University of California, Riverside

Name: Clifford E. Trafzer, Distinguished Professor of History, University of California, Riverside
Residence: Yucaipa, California (Yucaipit’ was a Serrano Indian village; the word means, “the place where water gathers.”)
Book Title: Fighting Invisible Enemies: Health and Medical Transitions among Southern California Indians (Norman: University of Oklahoma Press, 2019).

Fighting Invisible Enemies

What is your NEH-supported book about?
Fighting Invisible Enemies addresses the cooperative relationship between Native Americans of Southern California and health care providers of the U.S. Indian Service during the first half of the twentieth century. At the time, Indians continued to use Native shaman, herbal specialists, and traditional nurses while gradually seeking Western medicine. From 1928 to 1948, deaths resulting from infectious diseases declined dramatically—especially from TB—before the use of streptomycin. Deaths declined as a result of trust and cooperation between white and Indian people.

How did the NEH Awards for Faculty grant make a difference in your project?
My NEH research grant gave me the time to spend a year focused exclusively on turning my research into a book manuscript, Fighting Invisible Enemies. I am a professor and researcher, and have administrative duties as the Costo Chair of American Indian Affairs at the University of California, Riverside, all of which take me away from my project. NEH gave me time to finish a project I had started in the 1990s.

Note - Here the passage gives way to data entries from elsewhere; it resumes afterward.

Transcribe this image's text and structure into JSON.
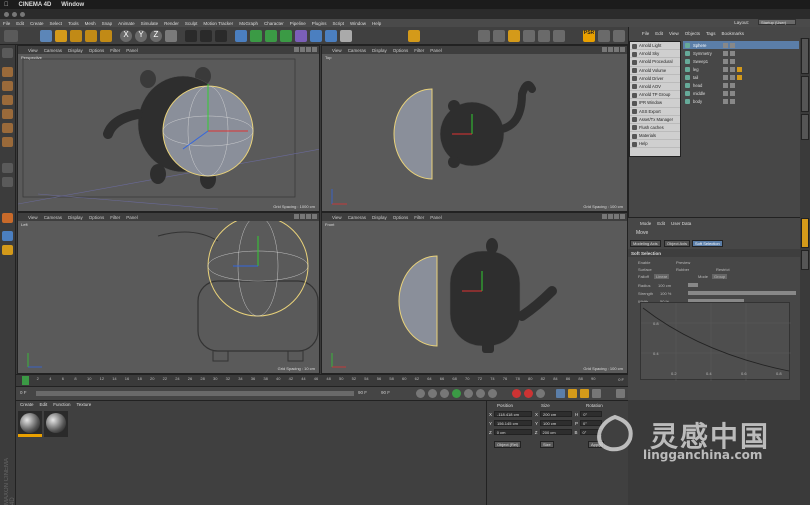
{
  "mac_menu": {
    "app": "CINEMA 4D",
    "window": "Window"
  },
  "menu": [
    "File",
    "Edit",
    "Create",
    "Select",
    "Tools",
    "Mesh",
    "Snap",
    "Animate",
    "Simulate",
    "Render",
    "Sculpt",
    "Motion Tracker",
    "MoGraph",
    "Character",
    "Pipeline",
    "Plugins",
    "Script",
    "Window",
    "Help"
  ],
  "layout": {
    "label": "Layout:",
    "value": "Startup (User)"
  },
  "toolbar_labels": {
    "x": "X",
    "y": "Y",
    "z": "Z",
    "psr": "PSR"
  },
  "viewport_menu": [
    "View",
    "Cameras",
    "Display",
    "Options",
    "Filter",
    "Panel"
  ],
  "viewports": [
    {
      "name": "Perspective",
      "grid": "Grid Spacing : 1000 cm"
    },
    {
      "name": "Top",
      "grid": "Grid Spacing : 100 cm"
    },
    {
      "name": "Left",
      "grid": "Grid Spacing : 10 cm"
    },
    {
      "name": "Front",
      "grid": "Grid Spacing : 100 cm"
    }
  ],
  "objects_menu": [
    "File",
    "Edit",
    "View",
    "Objects",
    "Tags",
    "Bookmarks"
  ],
  "arnold_menu": [
    "Arnold Light",
    "Arnold Sky",
    "Arnold Procedural",
    "Arnold Volume",
    "Arnold Driver",
    "Arnold AOV",
    "Arnold TP Group",
    "IPR Window",
    "ASS Export",
    "Asset/Tx Manager",
    "Flush caches",
    "Materials",
    "Help"
  ],
  "objects": [
    {
      "name": "Sphere",
      "selected": true
    },
    {
      "name": "Symmetry",
      "selected": false
    },
    {
      "name": "Sweep1",
      "selected": false
    },
    {
      "name": "leg",
      "selected": false
    },
    {
      "name": "tail",
      "selected": false
    },
    {
      "name": "head",
      "selected": false
    },
    {
      "name": "middle",
      "selected": false
    },
    {
      "name": "body",
      "selected": false
    }
  ],
  "attr_menu": [
    "Mode",
    "Edit",
    "User Data"
  ],
  "attr_tool": "Move",
  "attr_tabs": [
    "Modeling Axis",
    "Object Axis",
    "Soft Selection"
  ],
  "soft_selection": {
    "title": "Soft Selection",
    "enable": "Enable",
    "preview": "Preview",
    "surface": "Surface",
    "rubber": "Rubber",
    "restrict": "Restrict",
    "falloff": "Falloff",
    "falloff_value": "Linear",
    "mode": "Mode",
    "mode_value": "Group",
    "radius": "Radius",
    "radius_value": "100 cm",
    "strength": "Strength",
    "strength_value": "100 %",
    "width": "Width",
    "width_value": "50 %"
  },
  "graph_ticks": {
    "y": [
      "0.8",
      "0.4"
    ],
    "x": [
      "0.2",
      "0.4",
      "0.6",
      "0.8"
    ]
  },
  "timeline": {
    "ticks": [
      "0",
      "2",
      "4",
      "6",
      "8",
      "10",
      "12",
      "14",
      "16",
      "18",
      "20",
      "22",
      "24",
      "26",
      "28",
      "30",
      "32",
      "34",
      "36",
      "38",
      "40",
      "42",
      "44",
      "46",
      "48",
      "50",
      "52",
      "54",
      "56",
      "58",
      "60",
      "62",
      "64",
      "66",
      "68",
      "70",
      "72",
      "74",
      "76",
      "78",
      "80",
      "82",
      "84",
      "86",
      "88",
      "90"
    ],
    "frame": "0 F",
    "start": "0 F",
    "end": "90 F",
    "end2": "90 F",
    "current": "0 F"
  },
  "materials_menu": [
    "Create",
    "Edit",
    "Function",
    "Texture"
  ],
  "coordinates": {
    "headers": [
      "Position",
      "Size",
      "Rotation"
    ],
    "rows": [
      {
        "axis": "X",
        "pos": "-118.418 cm",
        "size": "200 cm",
        "raxis": "H",
        "rot": "0°"
      },
      {
        "axis": "Y",
        "pos": "156.145 cm",
        "size": "100 cm",
        "raxis": "P",
        "rot": "0°"
      },
      {
        "axis": "Z",
        "pos": "0 cm",
        "size": "200 cm",
        "raxis": "B",
        "rot": "0°"
      }
    ],
    "mode": "Object (Rel)",
    "size_mode": "Size",
    "apply": "Apply"
  },
  "side_label": "MAXON CINEMA 4D",
  "watermark": {
    "cn": "灵感中国",
    "url": "lingganchina.com"
  },
  "colors": {
    "accent": "#e9a000",
    "select": "#5b7ea8",
    "viewport": "#5a5a5a"
  }
}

What is your writing or academic background?
My mother and father had 8th-grade educations, but they inspired me to attend Northern Arizona University and Oklahoma State University. At university, I decided to become a professor of history and research the history of Native Americans. I focused particularly on the indigenous people on whose lands I lived, as I have been a guest living on their homelands.

What led you to this project? 
While researching disease and death on the Yakama Indian Reservation in the 1980s, I became interested in Indian health on reservations. After completing Death Stalks the Yakama: Epidemiological Transitions and Mortality on the Yakama Indian Reservation, 1888–1964, I decided to enlarge my study of Indian health among Southern California Indians. I used death certificates and death registers found in the National Archives. I used reports of Indian Service district medical officers, physicians, and field nurses. I also conducted oral histories with Southern California Indians (Cahuilla, Serrano, Chemehuevi, Luiseño, Cupeño, Kumeyaay, and others) to understand traditional healing, the meaning of health, and changes resulting from Western medicine. 

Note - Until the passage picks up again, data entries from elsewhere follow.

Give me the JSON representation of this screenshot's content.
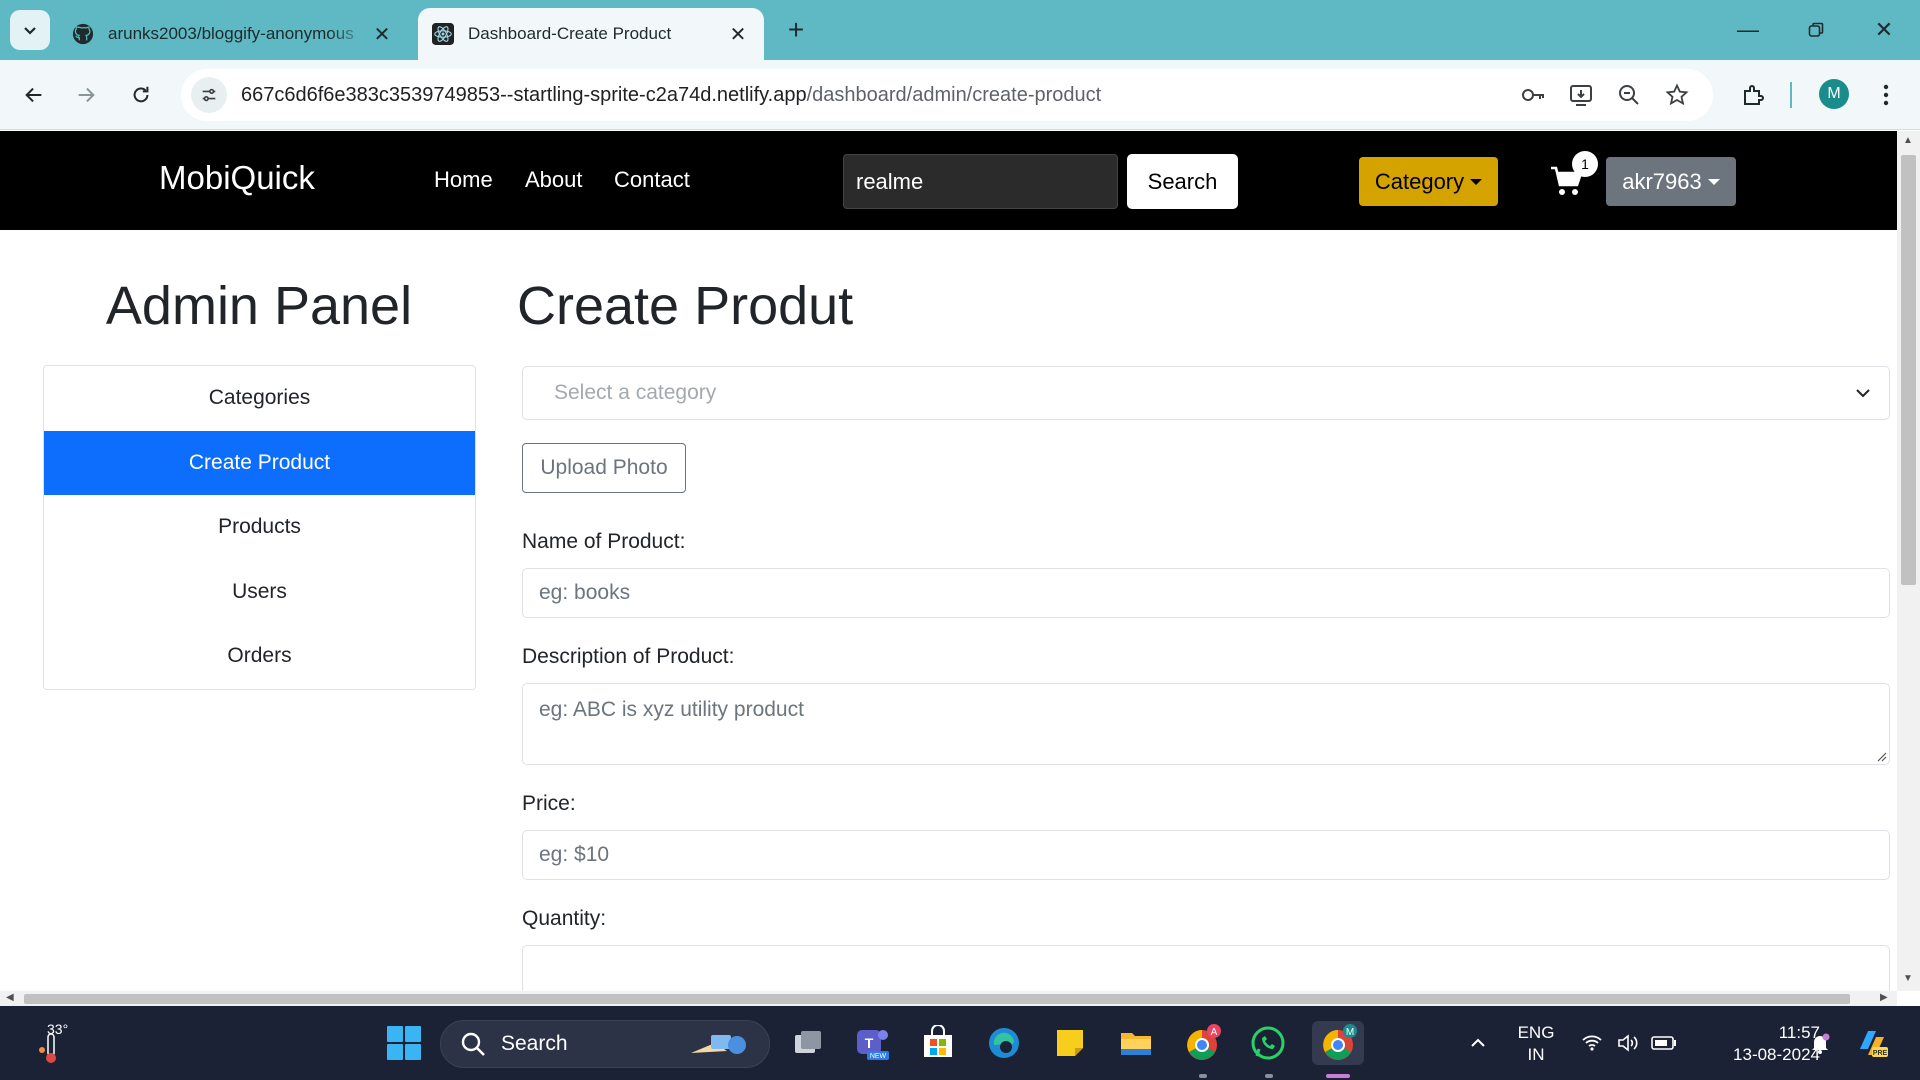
{
  "browser": {
    "tabs": [
      {
        "title": "arunks2003/bloggify-anonymous",
        "icon": "github-icon",
        "active": false
      },
      {
        "title": "Dashboard-Create Product",
        "icon": "react-icon",
        "active": true
      }
    ],
    "url_host": "667c6d6f6e383c3539749853--startling-sprite-c2a74d.netlify.app",
    "url_path": "/dashboard/admin/create-product",
    "profile_initial": "M"
  },
  "navbar": {
    "brand": "MobiQuick",
    "links": [
      "Home",
      "About",
      "Contact"
    ],
    "search_value": "realme",
    "search_button": "Search",
    "category_button": "Category",
    "cart_count": "1",
    "user_button": "akr7963"
  },
  "sidebar": {
    "title": "Admin Panel",
    "items": [
      {
        "label": "Categories",
        "active": false
      },
      {
        "label": "Create Product",
        "active": true
      },
      {
        "label": "Products",
        "active": false
      },
      {
        "label": "Users",
        "active": false
      },
      {
        "label": "Orders",
        "active": false
      }
    ]
  },
  "form": {
    "title": "Create Produt",
    "category_placeholder": "Select a category",
    "upload_button": "Upload Photo",
    "name_label": "Name of Product:",
    "name_placeholder": "eg: books",
    "description_label": "Description of Product:",
    "description_placeholder": "eg: ABC is xyz utility product",
    "price_label": "Price:",
    "price_placeholder": "eg: $10",
    "quantity_label": "Quantity:",
    "quantity_placeholder": ""
  },
  "taskbar": {
    "temperature": "33°",
    "search_label": "Search",
    "language_line1": "ENG",
    "language_line2": "IN",
    "time": "11:57",
    "date": "13-08-2024"
  },
  "colors": {
    "browser_accent": "#5eb9c4",
    "navbar_bg": "#000000",
    "active_item": "#0d6efd",
    "category_button": "#d4a300",
    "user_button": "#6c757d"
  }
}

What is one of the most surprising things you learned in your research for the book project?   
I found that use of traditional Indian medicine continued even as tribal members gradually accepted Western medicine. Indian people reasoned settlers brought infectious diseases and that medical doctors and nurses would know best how to deal with and curb these diseases. Between 1928 and 1948, field nurses played a significant role in bringing preventive medicine to the first people of Southern California. Field nurses worked closely with Native American families to reduce deaths before the use of streptomycin. Death records bear this out.

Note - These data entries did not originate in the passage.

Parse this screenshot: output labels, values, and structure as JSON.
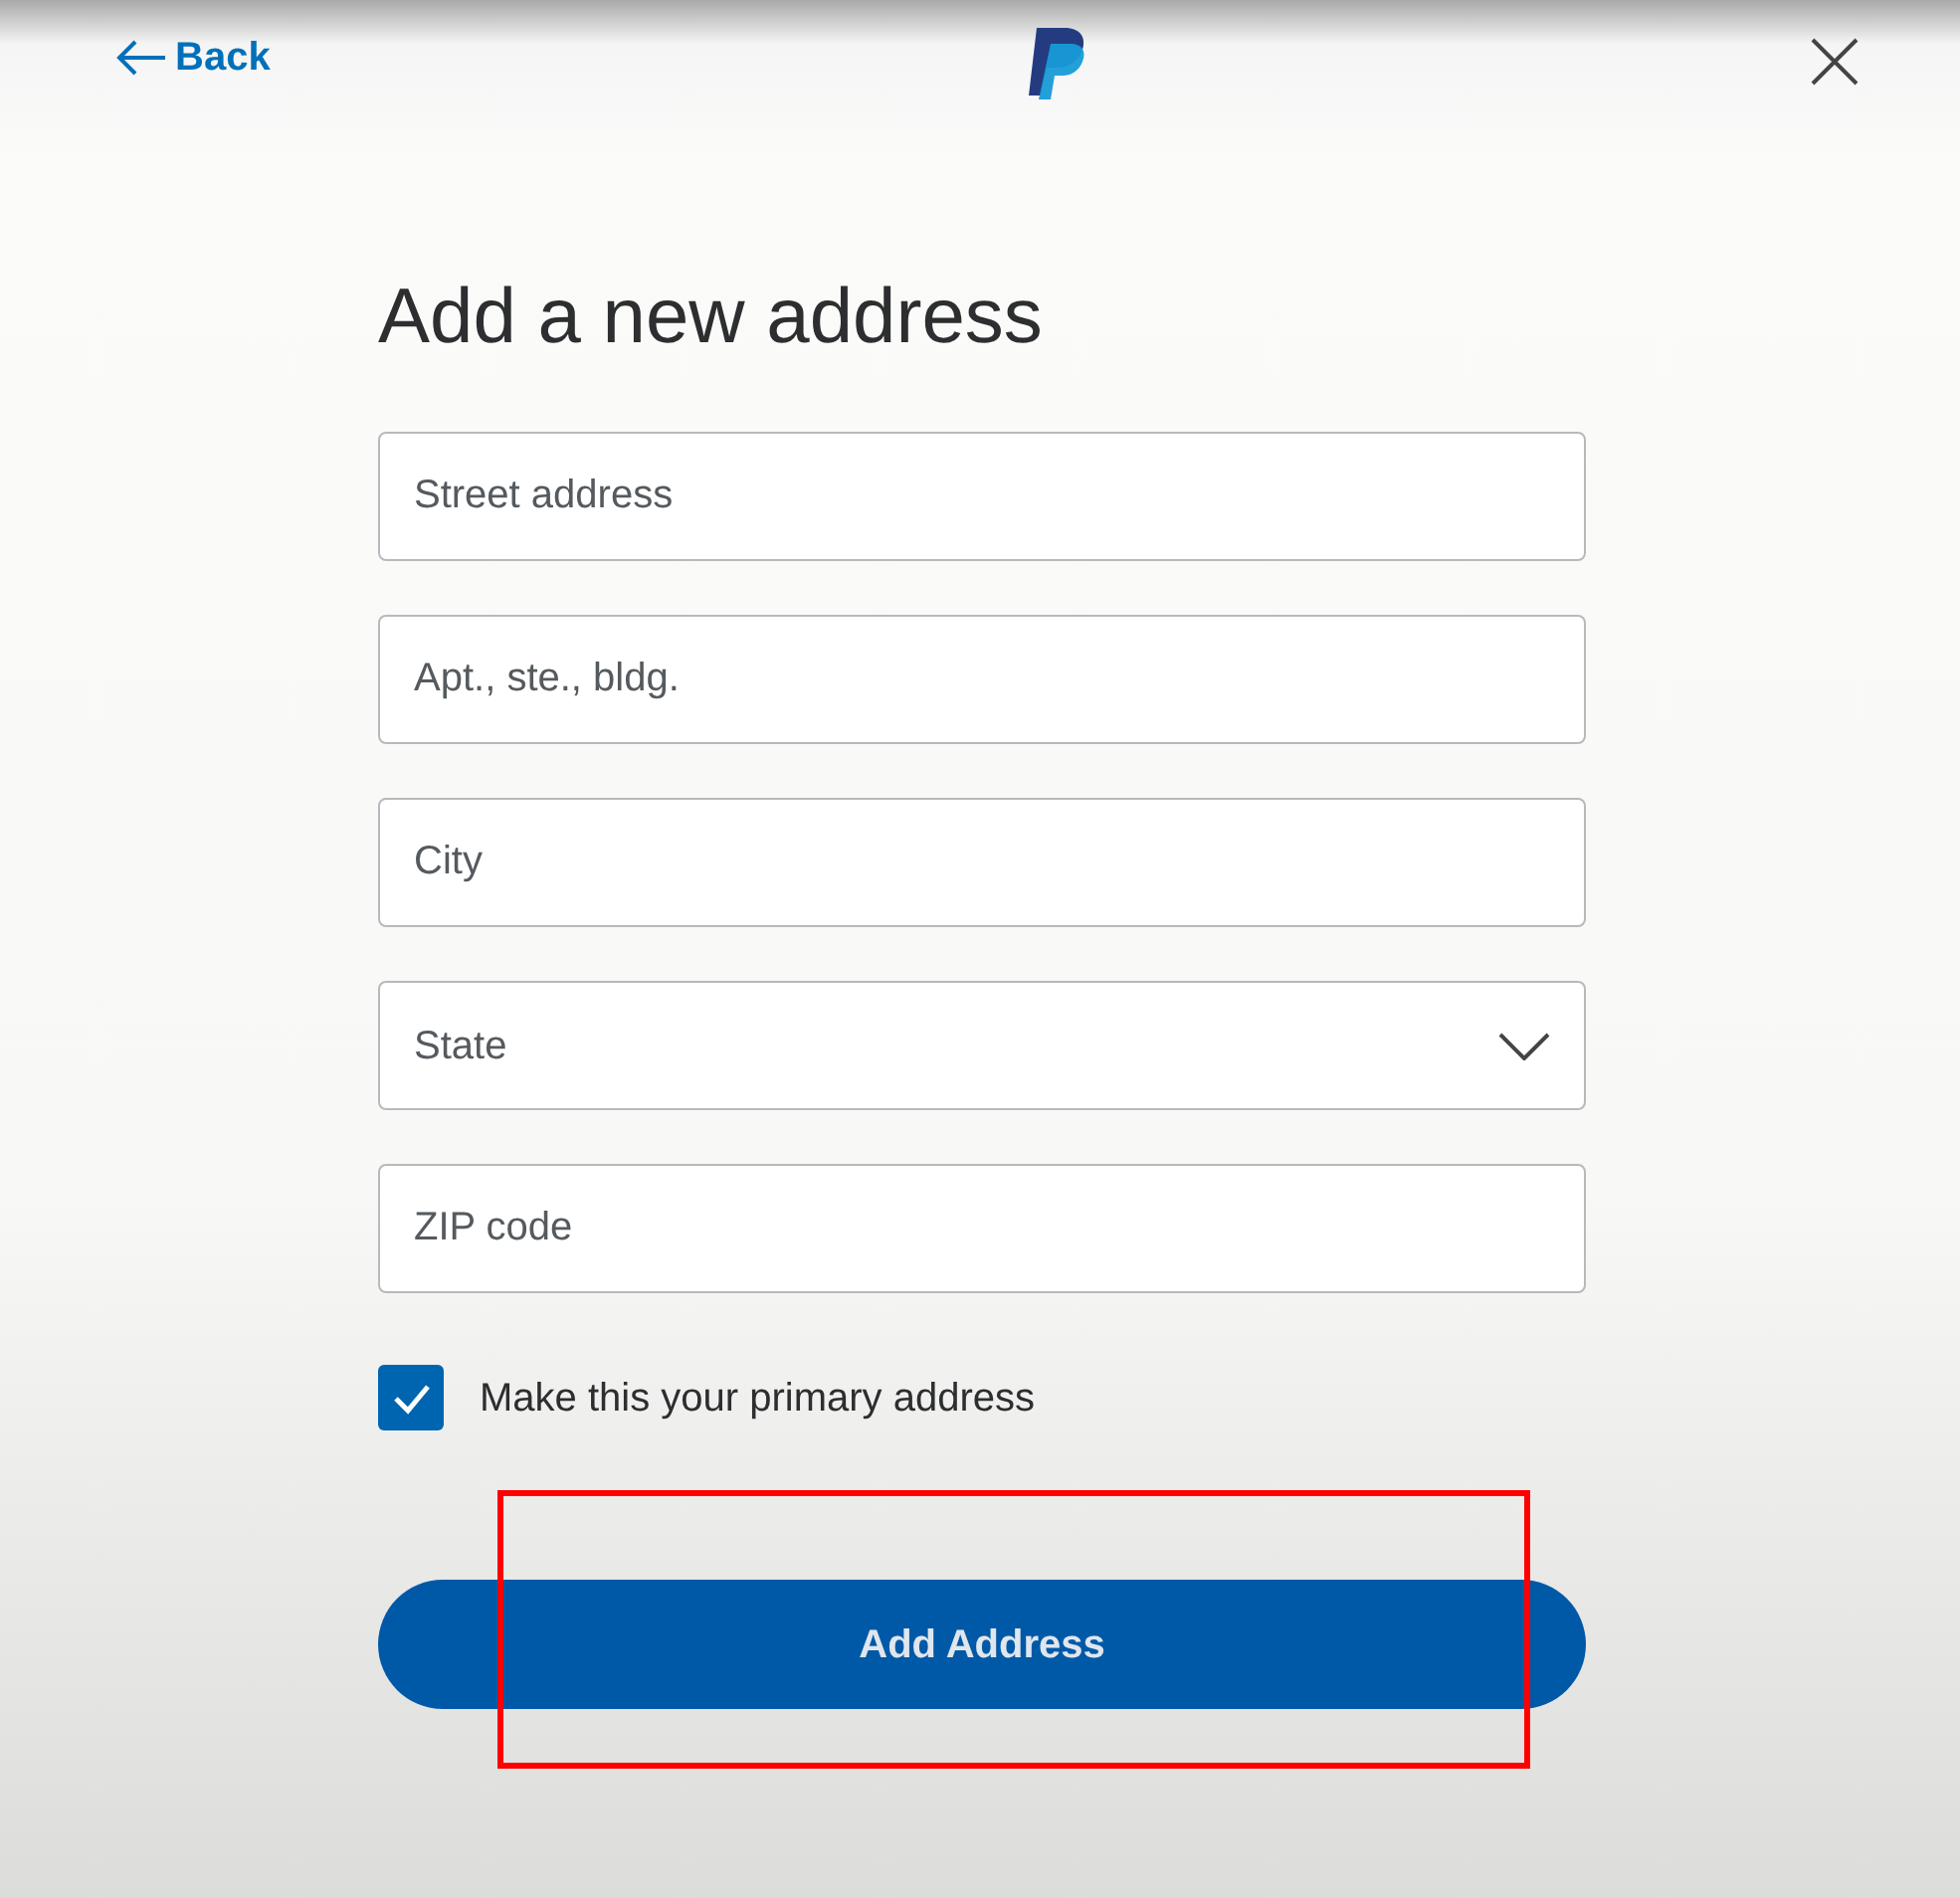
{
  "header": {
    "back_label": "Back"
  },
  "title": "Add a new address",
  "fields": [
    {
      "kind": "text",
      "placeholder": "Street address"
    },
    {
      "kind": "text",
      "placeholder": "Apt., ste., bldg."
    },
    {
      "kind": "text",
      "placeholder": "City"
    },
    {
      "kind": "select",
      "placeholder": "State"
    },
    {
      "kind": "text",
      "placeholder": "ZIP code"
    }
  ],
  "primary_checkbox": {
    "label": "Make this your primary address",
    "checked": true
  },
  "submit_button": {
    "label": "Add Address",
    "highlighted": true
  }
}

How has this project affected your teaching?
I incorporate my research about Native American health into all my classes, including my survey courses, “Medicine Ways,” and regional Native American history classes. I like to use first-hand accounts by Indians I have interviewed about medicine ways. I often include testimony and photographs of Native American consultants. I urge students to ask, “How do we know what we think we know?”